After a while he sees a building in the distance.

A sign over the door says:
'Free water, food and lodging'

The man approaches the building, incredulously reaching out to touch it to confirm that it is not a hallucination.
As his hand touches the door, it opens. A man with a friendly smile emerging.

'Water, please!', croaks the wanderer.

'No problem', the man answers. 'We have all the water you can drink.'
He sizes the wanderer up and suddenly his face grows cold.

'But I am afraid there is no entrance without a tie.';)
 

The police came to my front door tonight holding a picture of my wife.​


They said, "Is this your wife, sir?"
Shocked, I answered, "Yes."

They said, "I'm afraid it looks like she's been hit by a bus."

I said, "I know, but she has a lovely personality." ;)
 

The phone rings at the local police station. “Hello? I’m calling to report my neighbor, Craig. He is hiding marijuana inside his firewood!”​


“Thank you very much for the call, sir.”

The next day, policemen descend on the neighbor’s house. They search the shed where the firewood is kept.

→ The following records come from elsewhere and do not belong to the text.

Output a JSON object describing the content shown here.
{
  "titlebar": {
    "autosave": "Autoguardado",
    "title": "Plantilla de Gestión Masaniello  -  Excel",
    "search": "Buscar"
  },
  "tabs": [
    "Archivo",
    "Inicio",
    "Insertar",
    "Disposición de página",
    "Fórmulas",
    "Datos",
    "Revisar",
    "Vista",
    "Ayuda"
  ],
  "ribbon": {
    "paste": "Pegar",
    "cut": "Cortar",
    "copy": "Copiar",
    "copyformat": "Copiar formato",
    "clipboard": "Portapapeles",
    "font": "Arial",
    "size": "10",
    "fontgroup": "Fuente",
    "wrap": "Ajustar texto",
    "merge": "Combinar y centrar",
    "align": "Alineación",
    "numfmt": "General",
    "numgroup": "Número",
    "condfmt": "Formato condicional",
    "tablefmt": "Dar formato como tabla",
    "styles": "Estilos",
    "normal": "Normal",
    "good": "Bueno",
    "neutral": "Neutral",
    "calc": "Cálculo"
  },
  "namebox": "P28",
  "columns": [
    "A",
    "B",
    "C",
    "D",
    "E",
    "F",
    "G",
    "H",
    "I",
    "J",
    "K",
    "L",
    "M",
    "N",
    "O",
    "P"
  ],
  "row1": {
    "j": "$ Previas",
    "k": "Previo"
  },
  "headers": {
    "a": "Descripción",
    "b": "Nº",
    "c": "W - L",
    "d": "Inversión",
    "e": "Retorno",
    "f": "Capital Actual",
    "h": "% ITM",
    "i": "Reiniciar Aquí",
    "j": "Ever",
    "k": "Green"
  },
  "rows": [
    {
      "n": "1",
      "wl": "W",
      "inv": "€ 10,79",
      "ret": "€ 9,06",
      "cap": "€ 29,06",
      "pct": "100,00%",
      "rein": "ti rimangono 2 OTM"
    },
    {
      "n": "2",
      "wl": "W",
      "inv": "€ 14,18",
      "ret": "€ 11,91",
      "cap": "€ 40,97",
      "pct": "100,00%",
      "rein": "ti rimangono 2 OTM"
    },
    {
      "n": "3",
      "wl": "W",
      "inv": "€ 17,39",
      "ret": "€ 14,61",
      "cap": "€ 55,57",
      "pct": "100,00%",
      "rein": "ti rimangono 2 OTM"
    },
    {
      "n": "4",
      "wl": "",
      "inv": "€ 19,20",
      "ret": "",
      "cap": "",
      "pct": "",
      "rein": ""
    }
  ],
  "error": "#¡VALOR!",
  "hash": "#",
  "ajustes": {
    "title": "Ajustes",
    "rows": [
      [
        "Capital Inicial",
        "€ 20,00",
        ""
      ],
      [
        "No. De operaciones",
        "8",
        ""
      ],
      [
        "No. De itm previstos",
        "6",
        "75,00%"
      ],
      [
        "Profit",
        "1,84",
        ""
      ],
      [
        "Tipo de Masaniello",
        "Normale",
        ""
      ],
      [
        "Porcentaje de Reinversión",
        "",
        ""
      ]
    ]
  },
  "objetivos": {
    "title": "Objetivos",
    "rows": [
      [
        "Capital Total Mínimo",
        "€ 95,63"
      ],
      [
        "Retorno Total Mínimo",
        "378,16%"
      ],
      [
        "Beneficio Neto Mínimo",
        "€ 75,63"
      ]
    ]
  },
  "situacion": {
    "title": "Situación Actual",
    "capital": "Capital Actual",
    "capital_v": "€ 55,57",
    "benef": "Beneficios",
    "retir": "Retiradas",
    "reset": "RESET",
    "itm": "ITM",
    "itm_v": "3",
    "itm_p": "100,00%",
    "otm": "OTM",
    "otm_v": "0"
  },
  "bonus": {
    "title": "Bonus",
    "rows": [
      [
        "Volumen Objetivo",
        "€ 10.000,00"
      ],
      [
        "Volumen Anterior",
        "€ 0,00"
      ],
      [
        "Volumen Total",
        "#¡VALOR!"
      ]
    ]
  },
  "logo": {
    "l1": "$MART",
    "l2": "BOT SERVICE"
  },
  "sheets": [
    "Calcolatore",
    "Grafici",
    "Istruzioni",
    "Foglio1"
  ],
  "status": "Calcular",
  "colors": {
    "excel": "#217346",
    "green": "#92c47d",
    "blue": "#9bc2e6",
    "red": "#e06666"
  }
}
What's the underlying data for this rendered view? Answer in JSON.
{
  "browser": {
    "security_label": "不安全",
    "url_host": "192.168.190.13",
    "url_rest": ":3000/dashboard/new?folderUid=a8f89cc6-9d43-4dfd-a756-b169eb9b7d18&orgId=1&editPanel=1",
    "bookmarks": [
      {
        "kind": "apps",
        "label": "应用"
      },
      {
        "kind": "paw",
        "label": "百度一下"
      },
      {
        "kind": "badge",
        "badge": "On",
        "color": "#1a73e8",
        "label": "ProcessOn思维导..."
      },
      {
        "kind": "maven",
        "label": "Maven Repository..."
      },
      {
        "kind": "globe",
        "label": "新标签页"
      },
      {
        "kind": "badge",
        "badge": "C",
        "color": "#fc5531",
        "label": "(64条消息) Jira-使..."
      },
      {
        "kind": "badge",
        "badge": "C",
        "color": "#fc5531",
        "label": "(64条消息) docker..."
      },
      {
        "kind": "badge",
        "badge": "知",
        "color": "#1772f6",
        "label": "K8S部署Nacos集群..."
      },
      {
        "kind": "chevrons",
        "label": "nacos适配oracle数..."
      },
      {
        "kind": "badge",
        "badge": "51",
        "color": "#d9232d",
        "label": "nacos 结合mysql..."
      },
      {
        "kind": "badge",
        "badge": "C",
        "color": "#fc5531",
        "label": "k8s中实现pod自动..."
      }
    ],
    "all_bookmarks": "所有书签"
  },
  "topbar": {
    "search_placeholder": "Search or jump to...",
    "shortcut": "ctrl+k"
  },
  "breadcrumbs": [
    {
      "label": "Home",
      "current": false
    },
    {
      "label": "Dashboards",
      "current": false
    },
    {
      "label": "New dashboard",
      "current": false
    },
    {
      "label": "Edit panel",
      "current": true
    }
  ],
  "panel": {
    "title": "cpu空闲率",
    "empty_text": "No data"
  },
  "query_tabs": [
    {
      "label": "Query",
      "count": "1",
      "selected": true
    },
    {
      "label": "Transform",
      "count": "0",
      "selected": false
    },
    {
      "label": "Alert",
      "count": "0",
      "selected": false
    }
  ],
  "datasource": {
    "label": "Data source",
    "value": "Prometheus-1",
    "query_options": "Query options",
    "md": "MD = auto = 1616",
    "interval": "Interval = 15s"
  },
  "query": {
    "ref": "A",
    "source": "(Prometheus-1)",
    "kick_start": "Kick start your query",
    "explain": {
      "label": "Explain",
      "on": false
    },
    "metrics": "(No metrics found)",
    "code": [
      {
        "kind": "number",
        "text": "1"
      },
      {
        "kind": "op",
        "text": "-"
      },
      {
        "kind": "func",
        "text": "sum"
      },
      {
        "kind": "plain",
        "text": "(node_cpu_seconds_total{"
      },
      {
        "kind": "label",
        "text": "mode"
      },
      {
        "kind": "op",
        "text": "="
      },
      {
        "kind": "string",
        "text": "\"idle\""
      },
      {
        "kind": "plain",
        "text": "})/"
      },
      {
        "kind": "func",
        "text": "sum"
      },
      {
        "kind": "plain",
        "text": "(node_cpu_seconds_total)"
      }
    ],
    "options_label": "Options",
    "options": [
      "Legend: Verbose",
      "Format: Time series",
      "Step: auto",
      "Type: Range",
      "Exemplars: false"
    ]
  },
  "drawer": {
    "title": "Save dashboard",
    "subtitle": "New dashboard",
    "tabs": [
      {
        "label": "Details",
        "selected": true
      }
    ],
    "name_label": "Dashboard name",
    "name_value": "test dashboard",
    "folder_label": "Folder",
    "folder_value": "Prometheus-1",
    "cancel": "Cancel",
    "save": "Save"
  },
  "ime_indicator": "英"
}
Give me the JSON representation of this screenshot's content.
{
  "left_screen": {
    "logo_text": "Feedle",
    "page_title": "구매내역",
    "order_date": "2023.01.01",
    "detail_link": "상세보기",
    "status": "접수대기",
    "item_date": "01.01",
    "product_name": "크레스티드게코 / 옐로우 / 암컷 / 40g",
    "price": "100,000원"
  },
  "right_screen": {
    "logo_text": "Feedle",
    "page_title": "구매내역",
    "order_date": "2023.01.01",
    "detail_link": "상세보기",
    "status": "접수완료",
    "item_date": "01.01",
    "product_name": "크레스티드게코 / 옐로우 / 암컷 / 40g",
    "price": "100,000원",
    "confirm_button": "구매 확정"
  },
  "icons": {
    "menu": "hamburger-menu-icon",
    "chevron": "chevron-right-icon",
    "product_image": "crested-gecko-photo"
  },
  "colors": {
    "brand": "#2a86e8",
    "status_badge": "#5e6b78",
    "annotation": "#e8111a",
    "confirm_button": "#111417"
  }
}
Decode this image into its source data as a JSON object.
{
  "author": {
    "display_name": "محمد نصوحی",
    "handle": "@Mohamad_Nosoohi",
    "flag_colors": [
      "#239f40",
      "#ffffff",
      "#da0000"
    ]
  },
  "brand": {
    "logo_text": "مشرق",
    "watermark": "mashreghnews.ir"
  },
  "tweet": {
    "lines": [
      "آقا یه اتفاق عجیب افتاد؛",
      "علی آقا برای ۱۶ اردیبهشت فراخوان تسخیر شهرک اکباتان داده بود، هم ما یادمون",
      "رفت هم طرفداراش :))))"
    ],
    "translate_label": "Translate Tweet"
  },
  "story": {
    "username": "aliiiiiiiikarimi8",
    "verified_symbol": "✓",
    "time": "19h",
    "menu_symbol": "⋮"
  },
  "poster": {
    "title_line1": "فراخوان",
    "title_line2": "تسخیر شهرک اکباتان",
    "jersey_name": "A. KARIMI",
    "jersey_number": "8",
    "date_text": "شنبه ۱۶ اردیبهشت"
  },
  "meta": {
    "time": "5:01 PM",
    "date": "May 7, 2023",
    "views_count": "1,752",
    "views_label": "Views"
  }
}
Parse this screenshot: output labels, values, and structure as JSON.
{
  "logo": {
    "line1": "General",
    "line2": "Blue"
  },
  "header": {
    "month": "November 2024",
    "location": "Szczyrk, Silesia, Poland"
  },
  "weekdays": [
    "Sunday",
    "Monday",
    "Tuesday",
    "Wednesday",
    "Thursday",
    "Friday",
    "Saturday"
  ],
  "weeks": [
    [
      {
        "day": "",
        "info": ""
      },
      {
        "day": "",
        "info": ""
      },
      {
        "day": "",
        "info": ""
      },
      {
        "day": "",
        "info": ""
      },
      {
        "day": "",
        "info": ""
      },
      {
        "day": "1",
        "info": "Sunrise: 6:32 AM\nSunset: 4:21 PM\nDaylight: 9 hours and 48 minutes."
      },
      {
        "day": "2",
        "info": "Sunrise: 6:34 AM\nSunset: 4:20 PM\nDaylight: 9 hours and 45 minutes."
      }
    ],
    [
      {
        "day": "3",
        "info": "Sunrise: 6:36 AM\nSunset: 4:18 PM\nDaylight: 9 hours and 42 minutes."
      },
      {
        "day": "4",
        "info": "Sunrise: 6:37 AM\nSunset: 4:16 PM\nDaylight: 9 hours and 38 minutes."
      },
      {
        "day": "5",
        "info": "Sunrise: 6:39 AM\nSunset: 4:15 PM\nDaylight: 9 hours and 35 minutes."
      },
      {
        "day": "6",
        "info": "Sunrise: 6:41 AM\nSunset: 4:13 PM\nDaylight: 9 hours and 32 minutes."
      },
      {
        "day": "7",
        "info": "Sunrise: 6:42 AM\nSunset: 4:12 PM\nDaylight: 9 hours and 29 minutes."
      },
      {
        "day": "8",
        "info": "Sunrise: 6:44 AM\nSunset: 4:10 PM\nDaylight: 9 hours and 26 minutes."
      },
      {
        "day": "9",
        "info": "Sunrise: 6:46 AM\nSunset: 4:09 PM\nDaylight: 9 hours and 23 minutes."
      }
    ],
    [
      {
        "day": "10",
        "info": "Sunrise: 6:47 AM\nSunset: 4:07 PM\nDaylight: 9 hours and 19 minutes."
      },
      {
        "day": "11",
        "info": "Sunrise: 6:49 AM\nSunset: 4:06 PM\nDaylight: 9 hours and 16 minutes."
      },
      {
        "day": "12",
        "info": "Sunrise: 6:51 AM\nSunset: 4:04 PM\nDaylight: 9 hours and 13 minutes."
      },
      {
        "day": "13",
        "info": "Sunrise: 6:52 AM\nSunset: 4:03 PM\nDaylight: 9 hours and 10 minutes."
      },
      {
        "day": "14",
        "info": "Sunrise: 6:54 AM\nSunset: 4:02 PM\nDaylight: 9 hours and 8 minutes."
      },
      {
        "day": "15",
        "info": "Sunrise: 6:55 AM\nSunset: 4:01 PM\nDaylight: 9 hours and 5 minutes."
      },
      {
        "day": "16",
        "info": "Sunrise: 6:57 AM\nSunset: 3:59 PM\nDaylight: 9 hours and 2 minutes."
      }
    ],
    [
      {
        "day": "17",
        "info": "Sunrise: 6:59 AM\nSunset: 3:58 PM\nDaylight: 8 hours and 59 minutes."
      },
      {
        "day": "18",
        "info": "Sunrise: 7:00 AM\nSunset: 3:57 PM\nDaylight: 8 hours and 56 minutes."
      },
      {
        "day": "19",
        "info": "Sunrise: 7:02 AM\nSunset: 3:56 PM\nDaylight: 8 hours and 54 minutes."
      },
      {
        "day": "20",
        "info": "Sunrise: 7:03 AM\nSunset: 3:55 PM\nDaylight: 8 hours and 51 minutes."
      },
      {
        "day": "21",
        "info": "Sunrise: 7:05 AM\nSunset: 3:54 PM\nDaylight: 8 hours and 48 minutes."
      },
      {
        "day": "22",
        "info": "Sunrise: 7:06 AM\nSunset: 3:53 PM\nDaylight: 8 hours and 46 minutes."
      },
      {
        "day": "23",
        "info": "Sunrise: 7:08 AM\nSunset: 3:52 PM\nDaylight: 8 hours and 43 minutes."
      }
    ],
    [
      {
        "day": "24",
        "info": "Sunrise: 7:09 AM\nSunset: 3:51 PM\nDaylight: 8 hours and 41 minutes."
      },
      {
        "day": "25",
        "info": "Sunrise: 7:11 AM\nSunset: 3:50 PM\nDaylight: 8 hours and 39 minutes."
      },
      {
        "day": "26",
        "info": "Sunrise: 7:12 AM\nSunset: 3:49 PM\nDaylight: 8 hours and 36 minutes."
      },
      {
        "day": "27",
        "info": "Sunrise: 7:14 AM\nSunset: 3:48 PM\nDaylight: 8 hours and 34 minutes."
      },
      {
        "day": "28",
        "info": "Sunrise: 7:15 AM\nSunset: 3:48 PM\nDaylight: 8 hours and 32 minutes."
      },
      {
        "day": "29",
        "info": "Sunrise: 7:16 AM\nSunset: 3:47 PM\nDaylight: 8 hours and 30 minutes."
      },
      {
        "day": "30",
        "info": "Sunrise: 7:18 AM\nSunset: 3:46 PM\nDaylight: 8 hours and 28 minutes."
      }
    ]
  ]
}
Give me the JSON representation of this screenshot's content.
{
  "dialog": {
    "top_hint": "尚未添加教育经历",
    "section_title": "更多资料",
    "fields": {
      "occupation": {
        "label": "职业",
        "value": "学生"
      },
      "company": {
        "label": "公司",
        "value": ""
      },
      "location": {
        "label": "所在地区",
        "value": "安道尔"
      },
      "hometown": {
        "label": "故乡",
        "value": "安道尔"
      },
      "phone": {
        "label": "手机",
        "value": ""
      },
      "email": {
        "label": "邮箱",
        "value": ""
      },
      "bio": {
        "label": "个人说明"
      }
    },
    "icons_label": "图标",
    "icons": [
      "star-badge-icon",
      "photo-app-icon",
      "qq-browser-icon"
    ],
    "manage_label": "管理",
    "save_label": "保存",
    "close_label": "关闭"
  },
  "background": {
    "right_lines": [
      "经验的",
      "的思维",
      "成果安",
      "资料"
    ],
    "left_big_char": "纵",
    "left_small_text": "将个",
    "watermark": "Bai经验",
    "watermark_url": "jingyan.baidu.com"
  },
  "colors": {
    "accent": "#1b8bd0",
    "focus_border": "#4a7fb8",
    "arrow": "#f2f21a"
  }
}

Using axes, they bust open every piece of wood, but find no marijuana. They swear at the neighbors and leave.

The phone rings at the neighbors house.

"Hey, Craig, did the police come?”

“Yep.”

“Did they chop your firewood?”

“Sure did, Eric. Thanks!”

“Great, now it’s your turn to call. I need my garden ploughed.” ;)
 

A Korean immigrant was beaten up by police after they asked for his name and registration papers during a routine traffic stop.​


"I never have received seen such bad behaviour by cops" said Mr Fuuk Yu.;)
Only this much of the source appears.